Номер, с которого звонили, не определился. Араб хотел было из осторожности ответить по-английски — кто-то ведь мог и ошибиться номером, — но раздавшийся в трубке раскатистый перестук автоматных очередей, как топором, обрубил последние сомнения: это был именно тот звонок, которого он ждал на протяжении всех этих бесконечно долгих, томительных недель.
— Да! — закричал он в трубку, нимало не заботясь о том, что кто-нибудь, проходя по коридору, может услышать из занимаемого пожилым шейхом номера русскую речь. — Слушаю тебя!
— Горит костерок! — сквозь треск помех долетел до него далекий, торопливо срывающийся голос. — Заводите… свою шарманку!
В трубке опять прогремела короткая очередь, и соединение прервалось.
— Глеб! — крикнул в трубку араб, но ответом ему была полная тишина. — Постарайся выжить, — негромко добавил он в эту тишину и стал, близоруко щурясь, набирать на клавиатуре какой-то номер.
Обратив наконец внимание на какое-то странное неудобство, он заметил, что сжимает в левом кулаке свою бороду, сгоряча оторванную под грохот идущей в тысячах километров отсюда перестрелки. Он отшвырнул в сторону пучок длинных седых волос, закончил набор и, слушая потянувшиеся в трубке длинные гудки, рассеянно снял и отправил вслед за бородой чалму.
Считая гудки, он попытался сообразить, какое время суток сейчас на Восточном побережье Соединенных Штатов, но от волнения запутался в вычислениях и бросил это бесполезное занятие: даже если сейчас там была глубокая ночь, отложить звонок он не мог, не имел права.
Наконец ему ответили. Прочистив горло, он заговорил по-английски с едва уловимым московским акцентом.

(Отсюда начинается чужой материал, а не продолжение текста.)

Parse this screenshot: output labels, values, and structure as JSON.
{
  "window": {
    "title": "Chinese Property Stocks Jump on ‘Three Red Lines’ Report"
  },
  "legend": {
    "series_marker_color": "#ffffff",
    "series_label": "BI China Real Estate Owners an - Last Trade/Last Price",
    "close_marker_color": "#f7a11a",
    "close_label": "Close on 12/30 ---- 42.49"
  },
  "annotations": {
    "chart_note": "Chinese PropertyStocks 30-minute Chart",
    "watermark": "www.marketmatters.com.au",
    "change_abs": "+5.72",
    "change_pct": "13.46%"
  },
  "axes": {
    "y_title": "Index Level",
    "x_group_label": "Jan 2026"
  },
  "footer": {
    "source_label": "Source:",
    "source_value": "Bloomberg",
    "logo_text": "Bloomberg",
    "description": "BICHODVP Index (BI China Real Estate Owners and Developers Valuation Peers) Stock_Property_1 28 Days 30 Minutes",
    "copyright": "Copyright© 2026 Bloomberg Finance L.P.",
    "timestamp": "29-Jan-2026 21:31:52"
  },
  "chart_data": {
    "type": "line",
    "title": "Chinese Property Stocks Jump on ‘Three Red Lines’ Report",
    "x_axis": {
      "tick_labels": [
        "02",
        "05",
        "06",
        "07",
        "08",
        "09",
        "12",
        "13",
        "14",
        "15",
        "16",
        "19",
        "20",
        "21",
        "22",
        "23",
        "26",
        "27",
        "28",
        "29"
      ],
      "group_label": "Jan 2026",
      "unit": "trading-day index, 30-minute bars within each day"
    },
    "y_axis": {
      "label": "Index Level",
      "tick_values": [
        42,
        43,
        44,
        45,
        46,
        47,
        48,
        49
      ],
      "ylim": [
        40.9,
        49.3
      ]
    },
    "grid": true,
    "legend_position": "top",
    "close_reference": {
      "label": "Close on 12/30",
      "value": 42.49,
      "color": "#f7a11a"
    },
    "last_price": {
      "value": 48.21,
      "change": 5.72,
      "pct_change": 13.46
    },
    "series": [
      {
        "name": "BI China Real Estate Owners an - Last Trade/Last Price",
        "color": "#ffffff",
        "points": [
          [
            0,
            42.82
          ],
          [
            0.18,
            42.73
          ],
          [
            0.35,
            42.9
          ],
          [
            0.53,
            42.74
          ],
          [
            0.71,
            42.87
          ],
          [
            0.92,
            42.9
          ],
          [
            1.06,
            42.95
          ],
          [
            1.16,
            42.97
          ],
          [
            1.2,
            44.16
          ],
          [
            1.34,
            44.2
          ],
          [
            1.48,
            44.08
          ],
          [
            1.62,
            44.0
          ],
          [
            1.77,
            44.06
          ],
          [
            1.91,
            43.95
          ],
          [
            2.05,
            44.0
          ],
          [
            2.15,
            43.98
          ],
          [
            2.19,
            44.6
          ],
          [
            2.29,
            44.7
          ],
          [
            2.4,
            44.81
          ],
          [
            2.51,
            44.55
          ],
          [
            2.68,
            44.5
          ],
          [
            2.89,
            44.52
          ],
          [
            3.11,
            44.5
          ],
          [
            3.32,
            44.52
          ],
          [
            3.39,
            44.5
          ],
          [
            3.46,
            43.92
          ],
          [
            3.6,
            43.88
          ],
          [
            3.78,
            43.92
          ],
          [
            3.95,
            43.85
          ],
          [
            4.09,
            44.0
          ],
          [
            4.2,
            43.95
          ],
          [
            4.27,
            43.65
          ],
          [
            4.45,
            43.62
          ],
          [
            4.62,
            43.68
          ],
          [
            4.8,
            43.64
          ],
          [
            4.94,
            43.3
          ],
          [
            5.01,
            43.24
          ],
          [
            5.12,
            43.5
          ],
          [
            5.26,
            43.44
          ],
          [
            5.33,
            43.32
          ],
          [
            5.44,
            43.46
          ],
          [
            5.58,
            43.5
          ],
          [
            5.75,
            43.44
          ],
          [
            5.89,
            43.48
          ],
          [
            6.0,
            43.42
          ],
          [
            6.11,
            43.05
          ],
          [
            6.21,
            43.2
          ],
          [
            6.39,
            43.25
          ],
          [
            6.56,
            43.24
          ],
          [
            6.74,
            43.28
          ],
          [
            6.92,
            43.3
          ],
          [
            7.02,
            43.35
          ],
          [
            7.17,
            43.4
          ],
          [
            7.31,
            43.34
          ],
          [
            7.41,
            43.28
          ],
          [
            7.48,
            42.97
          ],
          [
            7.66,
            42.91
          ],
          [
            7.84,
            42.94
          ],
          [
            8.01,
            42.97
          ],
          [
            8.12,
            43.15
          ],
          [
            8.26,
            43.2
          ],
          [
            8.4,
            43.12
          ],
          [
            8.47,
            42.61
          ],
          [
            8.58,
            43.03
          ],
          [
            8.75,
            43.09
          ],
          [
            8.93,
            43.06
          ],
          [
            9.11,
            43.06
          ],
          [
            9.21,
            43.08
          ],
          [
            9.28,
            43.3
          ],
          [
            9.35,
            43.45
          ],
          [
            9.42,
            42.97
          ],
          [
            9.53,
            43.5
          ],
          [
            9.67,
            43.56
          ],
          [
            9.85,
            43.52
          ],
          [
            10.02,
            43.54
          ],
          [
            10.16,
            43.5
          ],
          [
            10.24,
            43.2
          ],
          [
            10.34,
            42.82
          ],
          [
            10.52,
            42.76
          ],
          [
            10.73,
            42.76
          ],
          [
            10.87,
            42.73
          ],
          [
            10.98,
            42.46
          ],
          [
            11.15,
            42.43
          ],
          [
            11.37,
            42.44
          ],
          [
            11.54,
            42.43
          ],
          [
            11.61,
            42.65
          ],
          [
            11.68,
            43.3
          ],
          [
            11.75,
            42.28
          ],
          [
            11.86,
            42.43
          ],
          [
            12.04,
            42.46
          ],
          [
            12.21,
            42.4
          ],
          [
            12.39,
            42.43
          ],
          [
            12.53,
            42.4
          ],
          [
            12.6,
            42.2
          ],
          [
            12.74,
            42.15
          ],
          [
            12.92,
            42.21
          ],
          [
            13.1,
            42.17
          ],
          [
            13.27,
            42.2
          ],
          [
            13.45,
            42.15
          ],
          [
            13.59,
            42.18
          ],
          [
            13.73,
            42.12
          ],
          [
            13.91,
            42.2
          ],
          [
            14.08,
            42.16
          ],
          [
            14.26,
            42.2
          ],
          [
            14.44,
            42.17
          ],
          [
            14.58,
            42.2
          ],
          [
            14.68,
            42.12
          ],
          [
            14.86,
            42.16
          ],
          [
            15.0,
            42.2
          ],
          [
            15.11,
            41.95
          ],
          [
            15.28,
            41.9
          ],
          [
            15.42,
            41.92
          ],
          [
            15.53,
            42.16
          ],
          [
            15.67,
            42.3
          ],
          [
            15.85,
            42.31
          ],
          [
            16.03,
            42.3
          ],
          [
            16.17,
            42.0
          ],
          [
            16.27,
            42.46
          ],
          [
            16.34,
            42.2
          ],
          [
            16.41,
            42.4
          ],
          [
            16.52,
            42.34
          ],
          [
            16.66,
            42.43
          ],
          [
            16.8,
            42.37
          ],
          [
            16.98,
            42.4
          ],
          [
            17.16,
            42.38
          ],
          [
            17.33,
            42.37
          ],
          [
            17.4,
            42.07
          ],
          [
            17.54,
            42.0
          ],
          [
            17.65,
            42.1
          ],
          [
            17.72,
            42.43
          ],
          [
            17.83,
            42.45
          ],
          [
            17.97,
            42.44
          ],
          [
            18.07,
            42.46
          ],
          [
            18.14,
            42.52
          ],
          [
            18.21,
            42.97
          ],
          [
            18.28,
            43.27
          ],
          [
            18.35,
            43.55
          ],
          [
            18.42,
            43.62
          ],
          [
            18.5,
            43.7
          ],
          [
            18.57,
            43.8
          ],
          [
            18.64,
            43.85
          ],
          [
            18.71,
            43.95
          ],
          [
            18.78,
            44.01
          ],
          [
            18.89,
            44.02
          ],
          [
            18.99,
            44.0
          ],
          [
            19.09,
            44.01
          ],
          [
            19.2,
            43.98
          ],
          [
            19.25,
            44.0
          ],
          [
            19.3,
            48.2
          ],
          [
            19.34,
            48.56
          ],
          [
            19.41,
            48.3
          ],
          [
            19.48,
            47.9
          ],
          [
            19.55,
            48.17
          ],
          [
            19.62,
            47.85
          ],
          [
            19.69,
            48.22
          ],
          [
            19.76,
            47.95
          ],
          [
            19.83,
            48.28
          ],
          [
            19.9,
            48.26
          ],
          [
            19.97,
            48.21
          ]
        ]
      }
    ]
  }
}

— Мистер Уэбстер? Надеюсь, я вас не разбудил. Я беспокою вас по поводу нашей… э… договоренности. Да, удалось. Полагаю, хотя бы один из ваших разведывательных спутников в данный момент находится над районом Средней Волги. Полагаю также, что его камеры фиксируют пожар в лесном массиве неподалеку от известного вам города… Да, сэр, проверить не помешает. И еще я полагаю, что вам известно, какой именно вид топлива там горит… О, не стоит так волноваться! — воскликнул он, немного послушав встревоженное верещанье трубки. — Спрессованная бумага горит неохотно. Думаю, дело ограничится миллионом, от силы двумя… Не спорю, смешного в этом мало. Но… словом, вы меня понимаете. Там в любом случае останется кто-нибудь, кто погасит пламя. Во всяком случае, я на это надеюсь. И вы тоже? Отрадно слышать, сэр. Начинайте действовать и, прошу вас, не мешкайте, ситуация остается достаточно острой. Всего доброго, мистер Уэбстер.
Он прервал соединение и положил трубку на стол. Некоторое время он сидел неподвижно, уставившись в противоположную стену, на которой не было ничего примечательного, если не считать какой-то абстрактной картины, которая неизменно вызывала у него неприятную ассоциацию с прозекторской в разгар рабочего дня. Затем человек в кресле встрепенулся, словно пробудившись от долгого сна, энергично встал и отправился переодеться в европейский костюм. Настало самое время воскреснуть из мертвых и вернуться домой. Как его встретит Родина, Федор Филиппович Потапчук мог только гадать, но это уже не имело значения: замысел его осуществился, а жить вечно он не собирался.
Глава 23
Глеб сидел в машине и курил, поглядывая то на часы, то в сторону Боровицких ворот. Часы неумолимо отсчитывали время. Выкурив бог знает какую по счету сигарету, Слепой выбрался наружу и начал нервно прохаживаться вдоль машины. Ему вспомнились «Три мушкетера» — конкретно тот момент, когда Атос, Портос и Арамис прогуливались у парадного крыльца дворца герцога Ришелье, поджидая вызванного на приватную беседу с всесильным кардиналом д'Артаньяна. Разница заключалась лишь в том, что мушкетеров было трое и они худо-бедно могли рассчитывать, устроив с божьей помощью кровавую резню на ступенях и в сводчатых коридорах дворца, вызволить из беды своего не по годам шустрого приятеля-гасконца. Глеб Сиверов был один как перст, и в случае чего рассчитывать ему было не на что, даже если бы он вломился в Кремль на угнанном с военного парада танке.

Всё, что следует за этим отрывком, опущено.